The problem is that over time, they start to lose interest and return to the same platonic dynamic that they’re so used to: wanting something unattainable and taking pleasure in their suffering.
Desire and pleasure
There are so many people who only find pleasure in desire. Longing, dreaming, hoping, and idealizing is what gets them going.
But when they actually get what they want, they get bored. Once they have what was supposed to make them feel complete, there’s no more room for desire.
They find something real and imperfect, and it never fulfills the expectations that they had when they were longing for it so much.
They end up running away, escaping in search of a new dose of longing and desire. Because it’s what really makes them feel alive.
Although they’re suffering, it’s sweet and addictive. They think there should be something better out there. If there isn’t, then they still haven’t found it yet, and they continue on their search.
We too often think that happiness is found somewhere else. If we could only find where it’s supposedly waiting for us, the dissatisfaction would go away.
But finally we realize that it isn’t actually like that. In fact, we already have everything we need to feel whole. If we only knew how to change just a few things in our daily lives — ones that rarely cost money — we wouldn’t have to go looking for happiness somewhere else.
The problem is that we’re afraid of making those changes. They make us feel anxious and insecure, and so we cling to what could have been instead of creating our own reality.
Learn to love what you have
It’s completely normal to want something you don’t have, and in most cases it’s a positive source of motivation. But when the desire becomes a need and leads to pain and suffering, that’s when you get stuck and start to feel empty, discontented, and unsatisfied.
Paradoxically, this way of living doesn’t let you live. You’re not free, but a slave to an idea of how you think your life should be.
Therefore, it’s important to learn to love what you have, whether it’s your relationship, job, friends, or city. There are plenty of positives in all of those things that other people would want for themselves.

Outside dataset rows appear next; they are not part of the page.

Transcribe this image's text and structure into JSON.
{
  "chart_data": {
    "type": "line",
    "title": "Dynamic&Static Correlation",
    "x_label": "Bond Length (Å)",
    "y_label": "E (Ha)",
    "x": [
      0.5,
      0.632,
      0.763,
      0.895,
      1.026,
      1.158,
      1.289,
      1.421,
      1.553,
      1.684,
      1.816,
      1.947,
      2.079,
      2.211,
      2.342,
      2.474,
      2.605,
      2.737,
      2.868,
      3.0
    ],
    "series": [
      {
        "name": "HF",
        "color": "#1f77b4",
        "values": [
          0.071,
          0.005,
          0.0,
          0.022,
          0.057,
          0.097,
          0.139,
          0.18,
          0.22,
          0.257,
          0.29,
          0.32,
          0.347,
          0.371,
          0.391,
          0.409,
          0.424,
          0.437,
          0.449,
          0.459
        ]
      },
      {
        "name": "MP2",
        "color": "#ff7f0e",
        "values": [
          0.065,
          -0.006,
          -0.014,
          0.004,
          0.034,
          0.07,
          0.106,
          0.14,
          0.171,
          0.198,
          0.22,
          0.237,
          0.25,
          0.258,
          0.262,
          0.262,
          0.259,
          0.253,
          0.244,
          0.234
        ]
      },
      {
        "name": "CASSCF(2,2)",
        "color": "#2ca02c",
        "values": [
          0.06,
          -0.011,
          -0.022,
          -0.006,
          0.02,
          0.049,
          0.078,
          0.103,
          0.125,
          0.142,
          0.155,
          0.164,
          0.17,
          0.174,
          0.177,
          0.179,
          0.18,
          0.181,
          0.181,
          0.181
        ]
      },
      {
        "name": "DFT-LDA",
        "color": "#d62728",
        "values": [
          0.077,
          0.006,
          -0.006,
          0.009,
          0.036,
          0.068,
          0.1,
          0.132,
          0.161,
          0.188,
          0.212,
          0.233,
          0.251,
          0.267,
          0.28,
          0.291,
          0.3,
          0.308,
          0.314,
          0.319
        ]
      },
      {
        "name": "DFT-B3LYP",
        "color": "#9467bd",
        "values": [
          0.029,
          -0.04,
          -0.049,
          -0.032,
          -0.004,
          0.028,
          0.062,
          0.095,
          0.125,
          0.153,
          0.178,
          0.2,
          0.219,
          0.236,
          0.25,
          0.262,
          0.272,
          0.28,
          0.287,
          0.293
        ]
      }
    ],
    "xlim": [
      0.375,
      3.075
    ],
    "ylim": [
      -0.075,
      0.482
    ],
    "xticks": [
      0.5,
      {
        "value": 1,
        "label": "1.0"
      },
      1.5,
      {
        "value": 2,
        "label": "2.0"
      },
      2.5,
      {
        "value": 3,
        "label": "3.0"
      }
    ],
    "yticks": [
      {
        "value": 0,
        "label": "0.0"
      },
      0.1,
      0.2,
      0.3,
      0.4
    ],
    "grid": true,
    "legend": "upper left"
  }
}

You have to wipe the stains of routine and disillusion off your glasses, switch out your lens, and voluntarily change the aspects of your life you don’t like. And do it with as much hope as possible.
If you’re able to appreciate and be grateful for every day you live, then you’ll stop missing the things you never had. You’ll learn to live in the present and be happy with whatever happens. You’ll accept adversity and get something positive out of every experience.
Stop letting your mind wander to the future and complaining constantly about your life. Stay where you are, take a risk, and change what you don’t like about your life.
But don’t long for perfection or impossible dreams that will never come true. What you already have is perfect, so why not start taking advantage of it?